Haritina Mogoșanu, NZAN, Blue Marble Space Institute of Science, Space Place

My life on Mars; human factors in Mars exploration

Haritina Mogoșanu is the Executive Director of the New Zealand Astrobiology Network (NZAN).

Her area of expertise is planetary protection, international security and science communication. She is interested in understanding how using the experience we gain in biosecurity here on Earth can inform space exploration and protect life. Haritina is also the Senior Science Communicator for Museums Wellington, Space Place at Carter Observatory.
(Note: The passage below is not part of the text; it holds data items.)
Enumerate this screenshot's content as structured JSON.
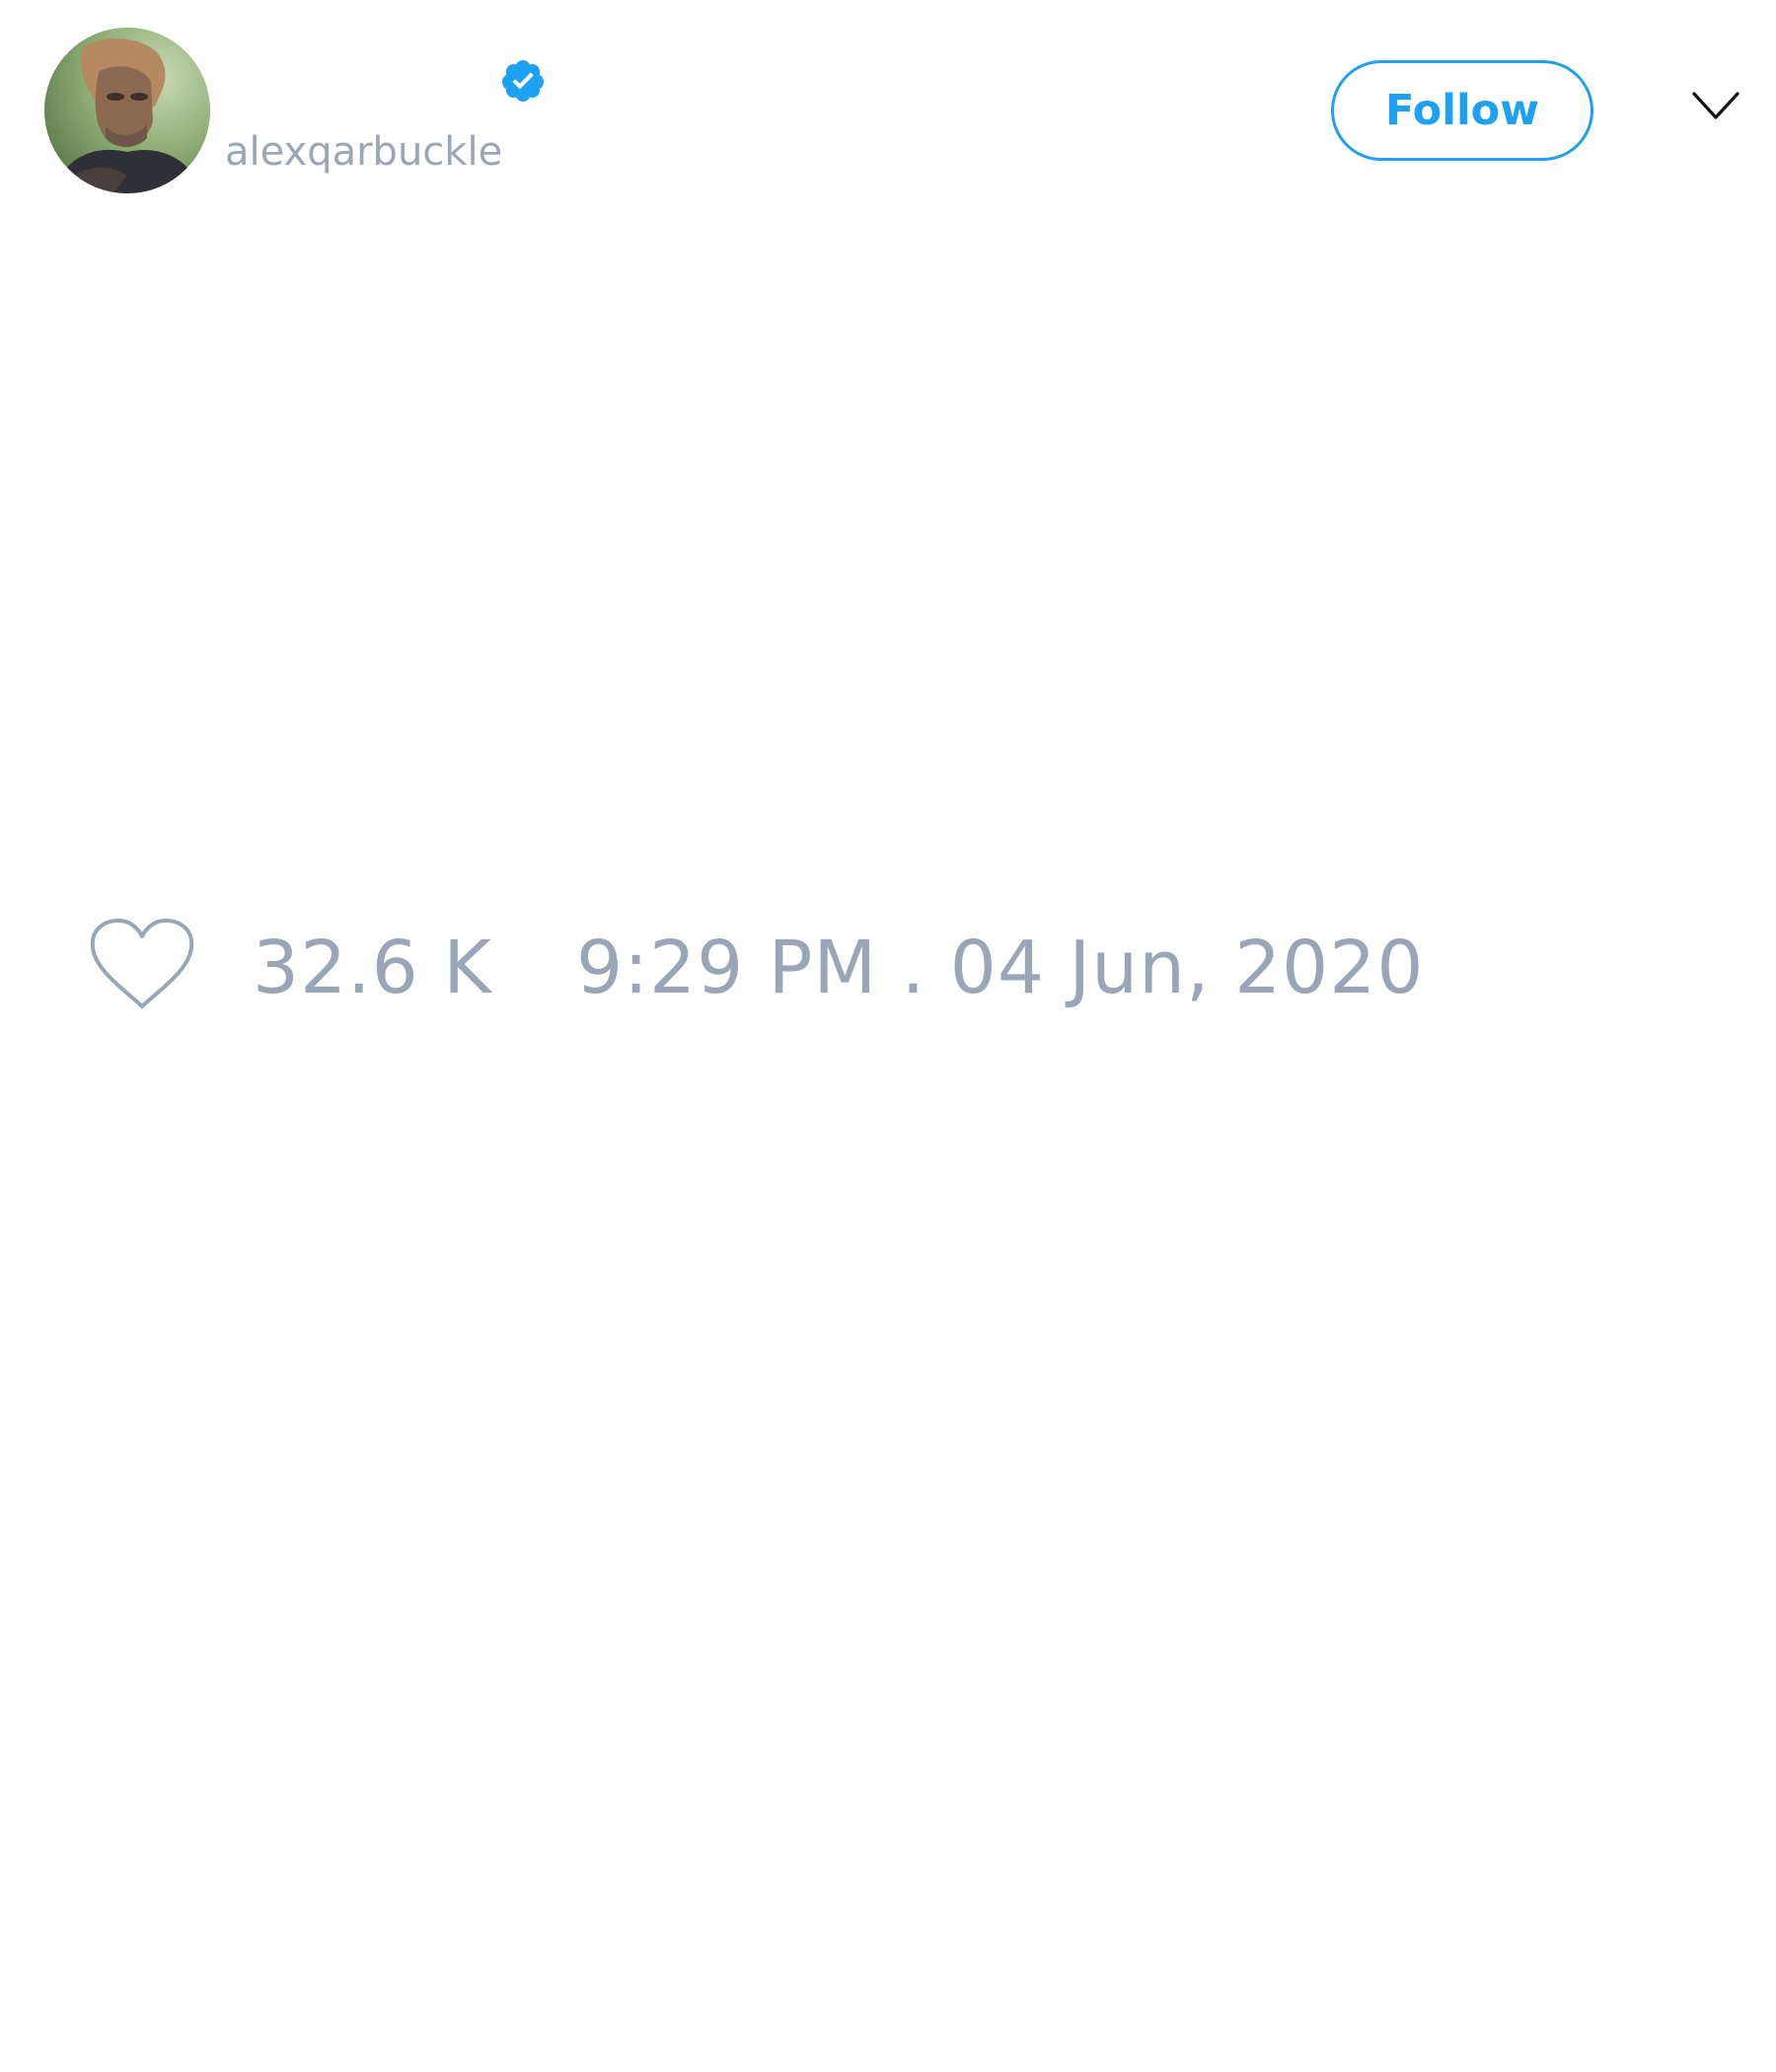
{
  "author": {
    "handle": "alexqarbuckle",
    "verified": true,
    "avatar": "profile-photo"
  },
  "header": {
    "follow_label": "Follow",
    "menu_icon": "chevron-down-icon"
  },
  "stats": {
    "like_icon": "heart-outline-icon",
    "likes": "32.6 K",
    "timestamp": "9:29 PM . 04 Jun, 2020"
  },
  "colors": {
    "accent": "#1da1f2",
    "muted_text": "#98a6b8",
    "background": "#ffffff"
  }
}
Haritina is founding board member of Kiwispace, New Zealand Mars Society and an avid science communicator interested in the cross-pollination between science and culture. Her journey saw her teaching about the New Zealand night sky since 2005 at Carter Observatory as a planetarian, and managed the Visitor Experience department, she was also the first New Zealander to lead a crew at the Mars Desert Research Station in Utah (KiwiMars2012). There she undertook analog studies about Mars and subsequently lead a series of outreach and science projects, Tasmars 2013, World Space Week Mars Mission 2013, Spaceward Bound New Zealand 2015 and Spaceward Bound New Zealand for Youth 2016. In 2014 she had an internship at NASA Ames where she studied planetary protection while she was a biosecurity risk analyst for the Ministry for Primary Industries, New Zealand. She is the producer of New Zealand’s first astrophotography magazine, Milky Way Kiwi, which now morphed into an online platform for analysis of space issues and space education:  www.milky-way.kiwi

Haritina was educated in Romania, in horticultural engineering and has a Masters in Environmental Management and recently completed a Masters in International Security in Intelligence at Massey University. She was inspired to come to New Zealand to see the stars of the Southern Hemisphere, in particular Canopus. She was nominated for the Wellingtonian of the year award in 2015, and awarded the International Year of Astronomy 2009 certificate of appreciation and holds the honour of having Asteroid 7101 Haritina named after her.